Life and Death in the Tongue
Let no corrupting talk come out of your mouths, but only such as is good for building up, as fits the occasion, that it may give grace to those who hear. Ephesians 4:29 (ESV)
Grace builds up. When grace grips us we build up.
The Angel of the Lord said, “Mighty man of valor,” to cowardly Gideon. Jesus told defecting Peter, “Feed my lambs.” Graceful words give life not death.
Grace sees what could be. The angel could have confirmed the obvious-present to Gideon. You’re defeated. You’re hiding in a hole. You’re a nobody. That’s what Gideon thought of himself. But words of grace lifted him.

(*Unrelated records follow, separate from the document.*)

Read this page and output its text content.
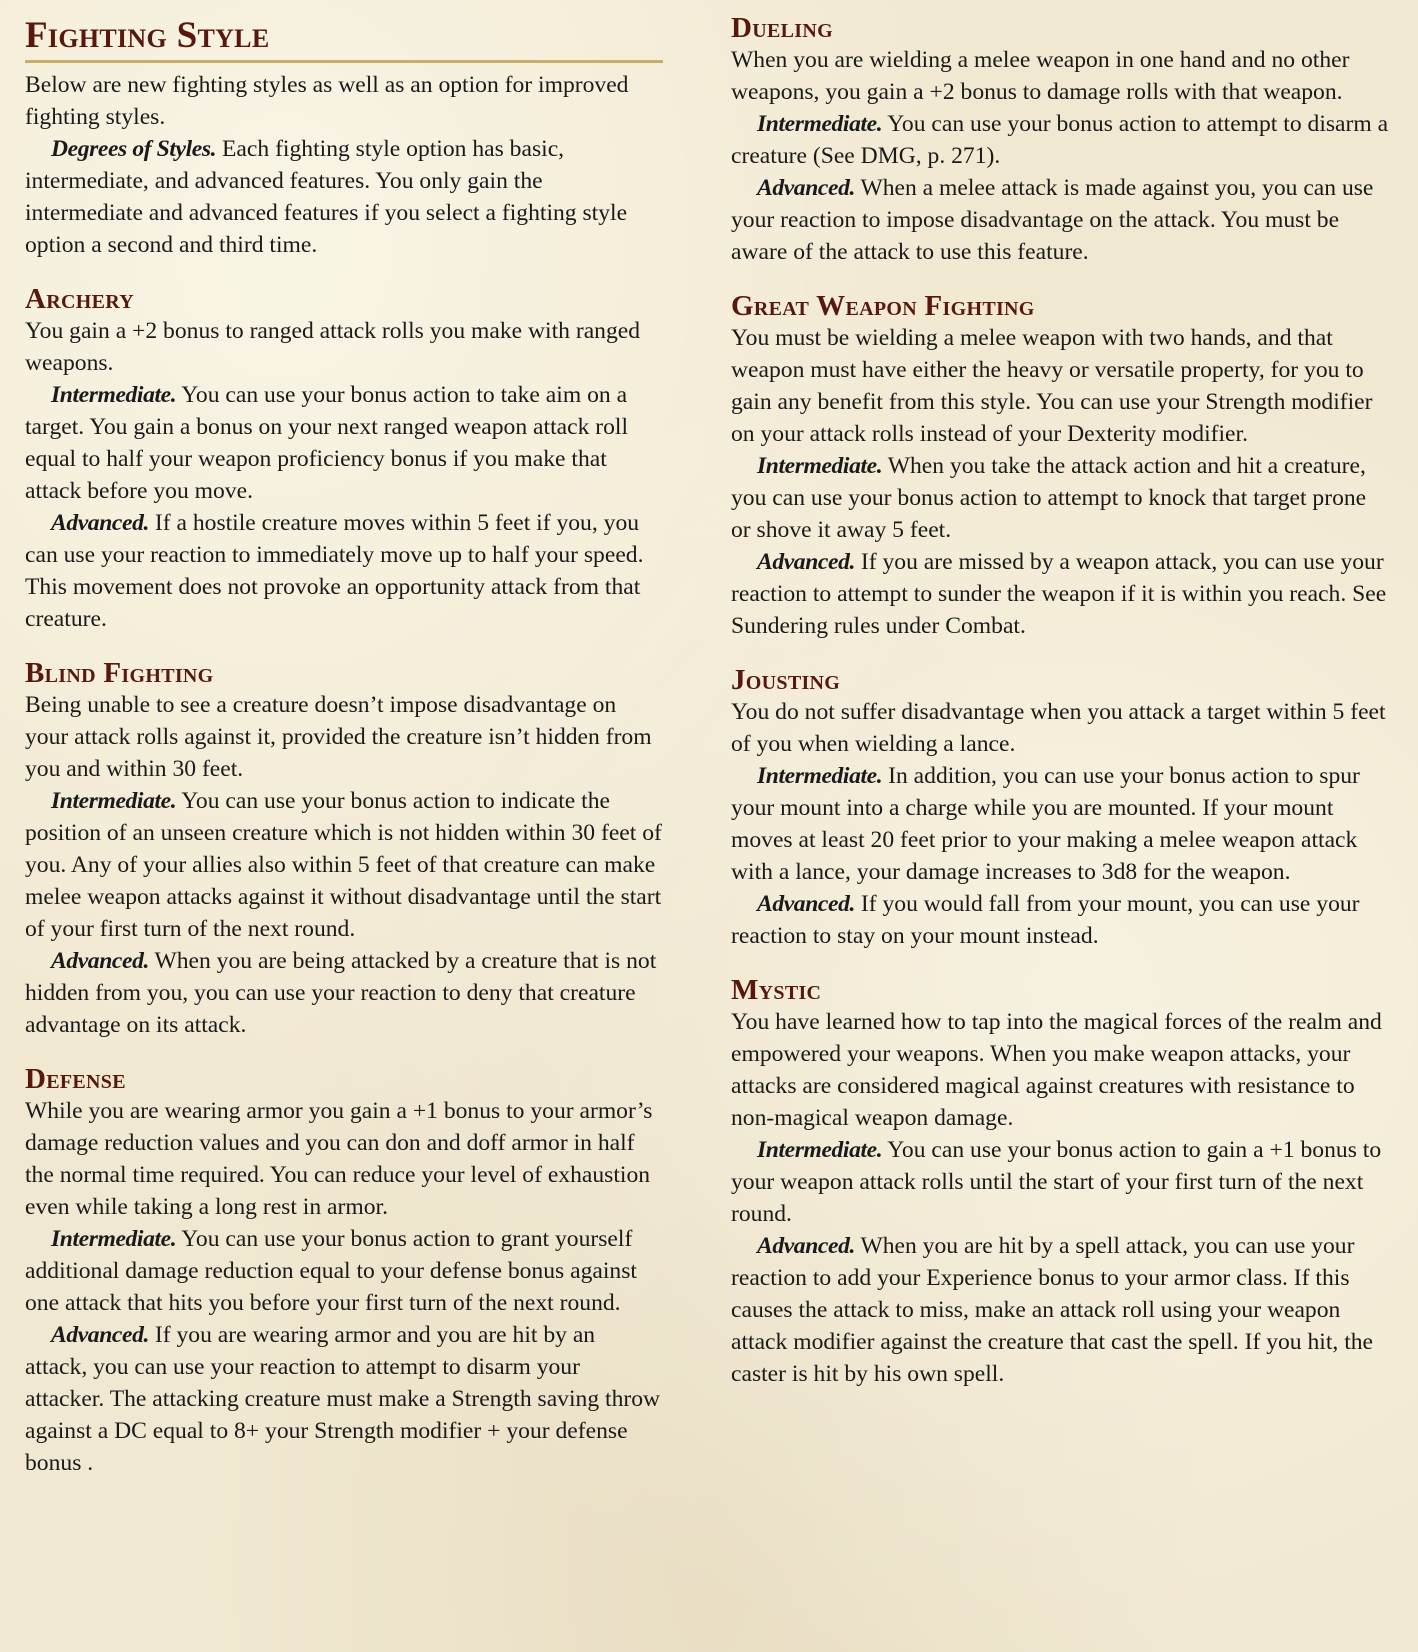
Fighting Style

Below are new fighting styles as well as an option for improved fighting styles.

Degrees of Styles. Each fighting style option has basic, intermediate, and advanced features. You only gain the intermediate and advanced features if you select a fighting style option a second and third time.

Archery

You gain a +2 bonus to ranged attack rolls you make with ranged weapons.

Intermediate. You can use your bonus action to take aim on a target. You gain a bonus on your next ranged weapon attack roll equal to half your weapon proficiency bonus if you make that attack before you move.

Advanced. If a hostile creature moves within 5 feet if you, you can use your reaction to immediately move up to half your speed. This movement does not provoke an opportunity attack from that creature.

Blind Fighting

Being unable to see a creature doesn’t impose disadvantage on your attack rolls against it, provided the creature isn’t hidden from you and within 30 feet.

Intermediate. You can use your bonus action to indicate the position of an unseen creature which is not hidden within 30 feet of you. Any of your allies also within 5 feet of that creature can make melee weapon attacks against it without disadvantage until the start of your first turn of the next round.

Advanced. When you are being attacked by a creature that is not hidden from you, you can use your reaction to deny that creature advantage on its attack.

Defense

While you are wearing armor you gain a +1 bonus to your armor’s damage reduction values and you can don and doff armor in half the normal time required. You can reduce your level of exhaustion even while taking a long rest in armor.

Intermediate. You can use your bonus action to grant yourself additional damage reduction equal to your defense bonus against one attack that hits you before your first turn of the next round.

Advanced. If you are wearing armor and you are hit by an attack, you can use your reaction to attempt to disarm your attacker. The attacking creature must make a Strength saving throw against a DC equal to 8+ your Strength modifier + your defense bonus .

Dueling

When you are wielding a melee weapon in one hand and no other weapons, you gain a +2 bonus to damage rolls with that weapon.

Intermediate. You can use your bonus action to attempt to disarm a creature (See DMG, p. 271).

Advanced. When a melee attack is made against you, you can use your reaction to impose disadvantage on the attack. You must be aware of the attack to use this feature.

Great Weapon Fighting

You must be wielding a melee weapon with two hands, and that weapon must have either the heavy or versatile property, for you to gain any benefit from this style. You can use your Strength modifier on your attack rolls instead of your Dexterity modifier.

Intermediate. When you take the attack action and hit a creature, you can use your bonus action to attempt to knock that target prone or shove it away 5 feet.

Advanced. If you are missed by a weapon attack, you can use your reaction to attempt to sunder the weapon if it is within you reach. See Sundering rules under Combat.

Jousting

You do not suffer disadvantage when you attack a target within 5 feet of you when wielding a lance.

Intermediate. In addition, you can use your bonus action to spur your mount into a charge while you are mounted. If your mount moves at least 20 feet prior to your making a melee weapon attack with a lance, your damage increases to 3d8 for the weapon.

Advanced. If you would fall from your mount, you can use your reaction to stay on your mount instead.

Mystic

You have learned how to tap into the magical forces of the realm and empowered your weapons. When you make weapon attacks, your attacks are considered magical against creatures with resistance to non-magical weapon damage.

Intermediate. You can use your bonus action to gain a +1 bonus to your weapon attack rolls until the start of your first turn of the next round.

Advanced. When you are hit by a spell attack, you can use your reaction to add your Experience bonus to your armor class. If this causes the attack to miss, make an attack roll using your weapon attack modifier against the creature that cast the spell. If you hit, the caster is hit by his own spell.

Graceful words teach us who we really are and who we can be. Saying graceful words produces vitality.
Why don’t we:
We don’t say the good to others because we remember their bad. We hold the past against them or we fret they won’t be worthy in the future. In either case, narrow legalists withhold good words. Grace builds up. Law tears down through attack or neglect.
Perfectionism is another performance based reason we withhold life-giving words. We expect more from others. However, the best way to help others become more is by celebrating progress and potential not criticizing past performance. Our past is it’s own billy club. We need words of life not death.
I’ve noticed that constantly saying good things to my wife makes both of us feel better. Funny how that works? The more good you say the better everyone’s life is. Lifting people is better than correcting or tearing down.
I’ve noticed a correlation between problem-focused talk and happiness. The more I talk about problems the more problems I see and the darker life becomes.
Law points out problems. Grace gives life. In the day to day, the tongue has the power of life.